It is not uncommon for a precious commodity such as season tickets to the Yankees, Giants or Knicks to be handed down from father to son or from grandfather to grandson. So, in today's marketplace, it's easy to see why an apartment owner would want their exclusive Manhattan real estate to be passed down from generation to generation.
That is where inheritance rights or the rights of succession come into play. And what rules the roost, so to speak, in that area, are the proprietary lease, bylaws, and the governing documents of the building, according to attorney Adam Finkelstein of the Manhattan-based law firm of Wagner, Davis and Gold, P.C.
There are distinct differences in how succession works in co-op apartments compared to a condo, Finkelstein explains.
"In a condo, for the most part, a unit owner via their will or intestacy can pass down an apartment with very little restrictions - if any - by the board or managers," says Finkelstein. "In a co-op, you're in a whole different world.

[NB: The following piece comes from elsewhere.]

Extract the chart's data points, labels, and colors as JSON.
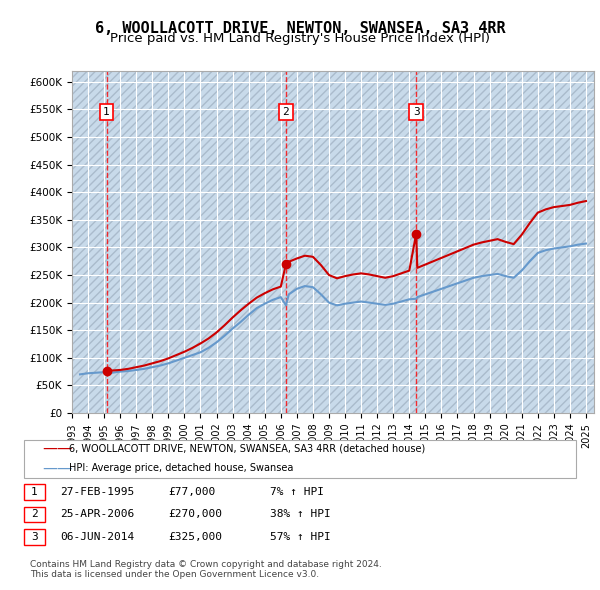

In a co-op, obviously, a person living in an apartment is just a tenant of the building and they happen to be a shareholder of the corporation that owns the building, so you have to look to the proprietary lease and bylaws - the governing documents of the corporation - to determine who can take over an apartment."
In most cases, Finkelstein says, the proprietary lease will allow a spouse - husband or wife - to take over the apartment of a deceased spouse, even when that person is not named on the stock certificates. Generally, he says, a wife can take over a deceased husband's apartment because the standard proprietary lease usually contains a provision that "no consent" is needed on behalf of a spouse or their children.